The Department of Health and Human Services (HHS) released the proposal on Thursday. It would partially repeal a 2019 Trump Administration rule — one that never officially took effect — that said any health facility that denied conscience rights to staff would lose federal funding. While noting that doctors and medical personnel have a right to object to participating in certain procedures such as abortion, assisted suicide, and euthanasia, HHS claimed that the patient’s rights to such procedures are of the utmost importance.
Conscience protections for healthcare workers have been in place for decades and can be found within a number of federal laws including Title VII of the Civil Rights Act of 1964, the Church Amendments of the 1970s, and both Section 1303(b)(4) and Section 1553 of the Affordable Care Act.
“Some doctors, nurses, and hospitals, for example, object for religious or moral reasons to providing or referring for abortions or assisted suicide, among other procedures. Respecting such objections honors liberty and human dignity. It also redounds to the benefit of the medical profession,” the Biden administration proposal states, adding, “[but] patients also have autonomy, rights, and moral and religious convictions. And they have health needs, sometime[s] urgent ones. Our health care systems must effectively deliver services to all who need them in order to protect patients’ health and dignity.”
However, induced abortion and physician-assisted death are both examples of procedures that are unnecessary, not health care, and not “urgent”. Each of these procedures involves the intentional killing a human being.
Induced abortion is intentional killing (not a procedure done to protect a woman’s life) and is not medically necessary — as more than 1,000 doctors attested to when they signed the Dublin Declaration, stating, “As experienced practitioners and researchers in obstetrics and gynaecology, we affirm that direct abortion – the purposeful destruction of the unborn child – is not medically necessary to save the life of a woman.”
Assisted suicide and euthanasia target the ill and the disabled, who have expressed they have felt pressured toward physician-assisted death out of fear that they will otherwise be a burden on their families and caretakers. A study from the New England Journal of Medicine found that few patients requested assisted suicide because of pain and suffering. Rather, most people who requested physician-assisted death cited a loss of autonomy as their reason. Other frequent reasons listed were fear of being a burden on others, and not being able to enjoy life.

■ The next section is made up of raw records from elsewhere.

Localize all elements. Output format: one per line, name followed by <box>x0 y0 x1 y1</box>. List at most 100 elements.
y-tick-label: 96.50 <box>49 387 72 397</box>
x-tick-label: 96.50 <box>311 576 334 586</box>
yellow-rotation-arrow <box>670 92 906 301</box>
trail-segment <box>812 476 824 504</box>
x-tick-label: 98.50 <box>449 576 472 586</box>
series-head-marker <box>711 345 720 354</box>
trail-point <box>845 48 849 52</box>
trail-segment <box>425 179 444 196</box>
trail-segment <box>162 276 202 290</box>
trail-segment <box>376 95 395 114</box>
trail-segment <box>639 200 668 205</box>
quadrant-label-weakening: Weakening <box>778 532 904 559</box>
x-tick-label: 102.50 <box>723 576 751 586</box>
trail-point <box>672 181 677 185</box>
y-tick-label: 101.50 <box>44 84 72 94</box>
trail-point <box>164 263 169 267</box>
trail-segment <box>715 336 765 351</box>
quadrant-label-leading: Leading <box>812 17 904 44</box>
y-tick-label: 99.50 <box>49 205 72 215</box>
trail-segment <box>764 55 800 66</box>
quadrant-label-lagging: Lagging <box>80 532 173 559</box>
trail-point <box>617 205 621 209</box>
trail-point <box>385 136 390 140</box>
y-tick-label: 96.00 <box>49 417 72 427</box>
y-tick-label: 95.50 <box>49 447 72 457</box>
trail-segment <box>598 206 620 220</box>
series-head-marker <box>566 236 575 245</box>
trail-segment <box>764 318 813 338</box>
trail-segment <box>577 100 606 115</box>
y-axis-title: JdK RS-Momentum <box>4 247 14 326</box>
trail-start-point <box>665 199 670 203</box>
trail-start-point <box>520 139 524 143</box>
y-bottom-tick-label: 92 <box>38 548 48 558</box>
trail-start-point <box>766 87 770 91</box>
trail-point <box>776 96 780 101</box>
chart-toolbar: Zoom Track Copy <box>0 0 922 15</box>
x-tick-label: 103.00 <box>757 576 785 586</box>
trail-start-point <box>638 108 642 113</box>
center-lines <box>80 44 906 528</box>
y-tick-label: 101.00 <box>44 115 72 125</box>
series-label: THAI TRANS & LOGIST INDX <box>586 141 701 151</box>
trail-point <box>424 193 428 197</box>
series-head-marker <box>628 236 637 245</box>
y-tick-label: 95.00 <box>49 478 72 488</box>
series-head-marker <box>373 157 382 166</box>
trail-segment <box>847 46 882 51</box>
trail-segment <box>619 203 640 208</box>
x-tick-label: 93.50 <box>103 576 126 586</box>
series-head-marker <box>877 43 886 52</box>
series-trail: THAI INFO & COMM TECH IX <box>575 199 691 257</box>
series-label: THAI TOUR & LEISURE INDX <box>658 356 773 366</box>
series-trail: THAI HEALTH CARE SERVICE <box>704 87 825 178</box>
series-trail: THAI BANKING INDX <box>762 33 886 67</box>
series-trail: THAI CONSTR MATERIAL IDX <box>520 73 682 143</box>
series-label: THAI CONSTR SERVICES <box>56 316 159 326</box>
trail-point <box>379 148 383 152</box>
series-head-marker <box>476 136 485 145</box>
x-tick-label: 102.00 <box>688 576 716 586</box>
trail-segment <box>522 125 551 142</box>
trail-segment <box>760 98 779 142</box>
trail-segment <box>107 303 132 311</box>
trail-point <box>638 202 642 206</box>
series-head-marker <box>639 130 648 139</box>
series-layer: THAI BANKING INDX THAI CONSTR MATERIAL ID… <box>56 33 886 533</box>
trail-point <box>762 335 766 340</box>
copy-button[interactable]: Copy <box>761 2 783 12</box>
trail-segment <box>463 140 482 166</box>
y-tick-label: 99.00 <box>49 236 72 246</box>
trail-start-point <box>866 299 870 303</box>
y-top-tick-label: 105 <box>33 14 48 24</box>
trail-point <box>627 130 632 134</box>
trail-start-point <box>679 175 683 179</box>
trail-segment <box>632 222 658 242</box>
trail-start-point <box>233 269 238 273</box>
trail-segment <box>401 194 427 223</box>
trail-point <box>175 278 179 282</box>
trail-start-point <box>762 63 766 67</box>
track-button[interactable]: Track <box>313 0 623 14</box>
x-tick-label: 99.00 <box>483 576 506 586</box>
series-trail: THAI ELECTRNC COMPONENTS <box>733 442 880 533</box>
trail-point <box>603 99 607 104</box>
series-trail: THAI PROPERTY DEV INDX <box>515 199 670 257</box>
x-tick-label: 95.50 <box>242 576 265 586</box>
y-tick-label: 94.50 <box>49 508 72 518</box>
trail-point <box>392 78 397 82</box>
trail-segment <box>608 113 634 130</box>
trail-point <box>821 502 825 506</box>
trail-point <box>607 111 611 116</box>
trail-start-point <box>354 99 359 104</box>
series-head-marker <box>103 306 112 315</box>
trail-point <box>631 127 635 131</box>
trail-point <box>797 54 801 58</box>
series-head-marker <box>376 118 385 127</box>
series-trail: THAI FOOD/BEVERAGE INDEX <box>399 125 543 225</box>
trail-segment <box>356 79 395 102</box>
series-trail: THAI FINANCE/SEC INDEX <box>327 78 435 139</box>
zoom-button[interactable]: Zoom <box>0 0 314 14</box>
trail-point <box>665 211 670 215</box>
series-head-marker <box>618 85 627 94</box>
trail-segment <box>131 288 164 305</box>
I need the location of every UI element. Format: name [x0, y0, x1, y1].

And, another study found that 72% of older individuals who expressed a wish to die changed their minds once their feelings of depression and loneliness were addressed.
As the abortion industry deals with a lack of doctors willing to commit abortions, it is unsurprising that abortion giants Planned Parenthood and the ACLU Reproductive Freedom Project are celebrating the federal government’s desire to force medical personnel to participate in abortion — even claiming that not committing abortions will cause harm.

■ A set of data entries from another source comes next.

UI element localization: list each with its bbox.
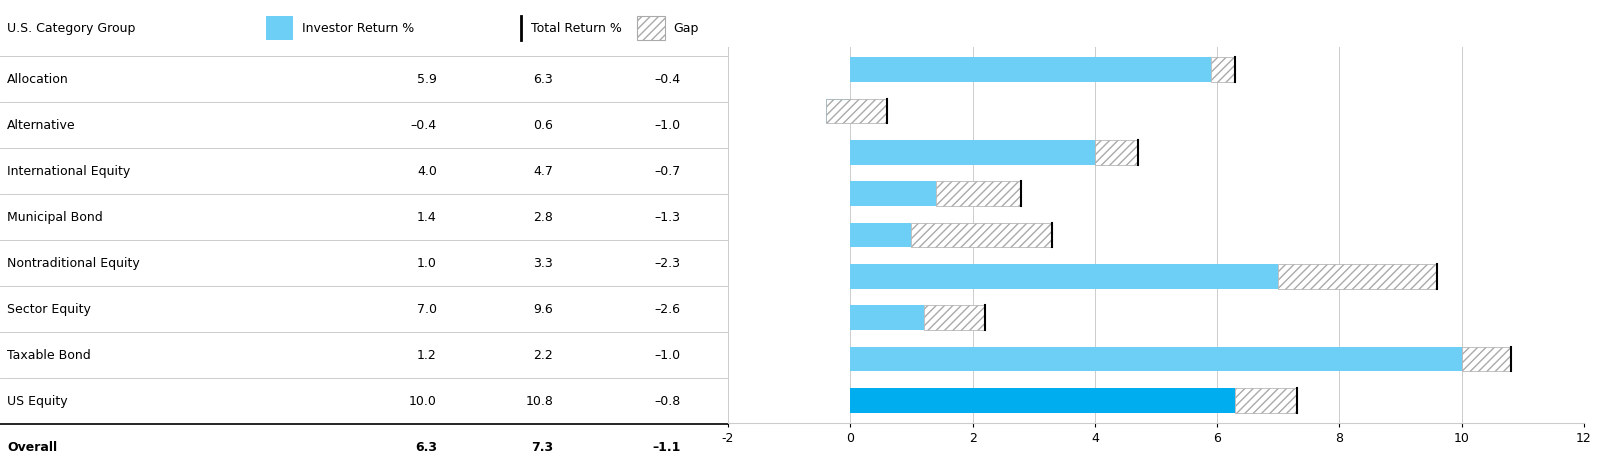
Bar: [850, 181, 936, 206]
Text: 0.6: 0.6: [533, 119, 554, 132]
Bar: [850, 388, 1235, 413]
Text: Municipal Bond: Municipal Bond: [8, 211, 102, 224]
Text: Investor Return %: Investor Return %: [302, 22, 414, 35]
Text: –0.4: –0.4: [654, 73, 680, 86]
Text: 6.3: 6.3: [533, 73, 554, 86]
Text: –1.1: –1.1: [653, 440, 680, 454]
Text: US Equity: US Equity: [8, 395, 67, 407]
Text: Total Return %: Total Return %: [531, 22, 622, 35]
Bar: [826, 99, 850, 124]
Text: 7.0: 7.0: [416, 303, 437, 316]
Bar: [1211, 57, 1235, 82]
Bar: [1094, 140, 1138, 165]
Text: International Equity: International Equity: [8, 165, 131, 178]
Bar: [850, 140, 1094, 165]
Text: –0.8: –0.8: [654, 395, 680, 407]
Bar: [936, 181, 1021, 206]
Text: 1.4: 1.4: [418, 211, 437, 224]
Bar: [1462, 346, 1510, 371]
Bar: [266, 16, 293, 40]
Text: –2.3: –2.3: [654, 257, 680, 270]
Bar: [1235, 388, 1296, 413]
Text: Nontraditional Equity: Nontraditional Equity: [8, 257, 141, 270]
Text: 4.0: 4.0: [418, 165, 437, 178]
Text: 2.8: 2.8: [533, 211, 554, 224]
Bar: [826, 99, 886, 124]
Bar: [850, 346, 1462, 371]
Bar: [1278, 264, 1437, 289]
Text: 4.7: 4.7: [533, 165, 554, 178]
Text: U.S. Category Group: U.S. Category Group: [8, 22, 136, 35]
Text: Allocation: Allocation: [8, 73, 69, 86]
Text: 10.8: 10.8: [525, 395, 554, 407]
Text: 5.9: 5.9: [418, 73, 437, 86]
Text: Overall: Overall: [8, 440, 58, 454]
Text: 7.3: 7.3: [531, 440, 554, 454]
Text: 9.6: 9.6: [533, 303, 554, 316]
Bar: [923, 305, 984, 330]
Text: –1.0: –1.0: [654, 119, 680, 132]
Text: –1.3: –1.3: [654, 211, 680, 224]
Text: –2.6: –2.6: [654, 303, 680, 316]
Bar: [637, 16, 664, 40]
Bar: [850, 57, 1211, 82]
Text: Taxable Bond: Taxable Bond: [8, 349, 91, 361]
Text: 6.3: 6.3: [414, 440, 437, 454]
Text: –0.7: –0.7: [654, 165, 680, 178]
Text: 1.0: 1.0: [418, 257, 437, 270]
Text: –0.4: –0.4: [411, 119, 437, 132]
Text: 2.2: 2.2: [533, 349, 554, 361]
Bar: [850, 305, 923, 330]
Text: 10.0: 10.0: [410, 395, 437, 407]
Text: 1.2: 1.2: [418, 349, 437, 361]
Text: –1.0: –1.0: [654, 349, 680, 361]
Bar: [850, 264, 1278, 289]
Text: Alternative: Alternative: [8, 119, 75, 132]
Text: Sector Equity: Sector Equity: [8, 303, 91, 316]
Bar: [912, 223, 1053, 247]
Bar: [850, 223, 912, 247]
Text: 3.3: 3.3: [533, 257, 554, 270]
Text: Gap: Gap: [674, 22, 699, 35]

“At a time when health care access is under attack across the country, it is even more imperative that this illegal and harmful rule be repealed. Other people’s beliefs do not give them license to discriminate, to deny essential care, or to cause harm to others,” Alexa Kolbi-Molinas, deputy director of the ACLU Reproductive Freedom Project, said in a statement.
Jacqueline Ayers, the senior vice president of policy, organizing and campaigns for Planned Parenthood, claimed conscience rights are “discriminatory.”
But as Live Action News previously noted:
The Founders recognized freedom of conscience as an unalienable right. Thomas Jefferson wrote, “[O]ur rulers can have authority over such natural rights only as we have submitted to them. The rights of conscience we never submitted, we could not submit. We are answerable for them to our God.”
Similarly, James Madison, considered the Father of the Bill of Rights, understood:
[I]f man cannot be loyal to himself, to his conscience, then a government cannot expect him to be loyal to less compelling obligations, including rules, statutes, judicial orders, and professional duties. If the government demands that he betray his conscience, the government has eliminated the only moral basis for obeying any law.
The U.S. Supreme Court has also traditionally upheld conscience rights.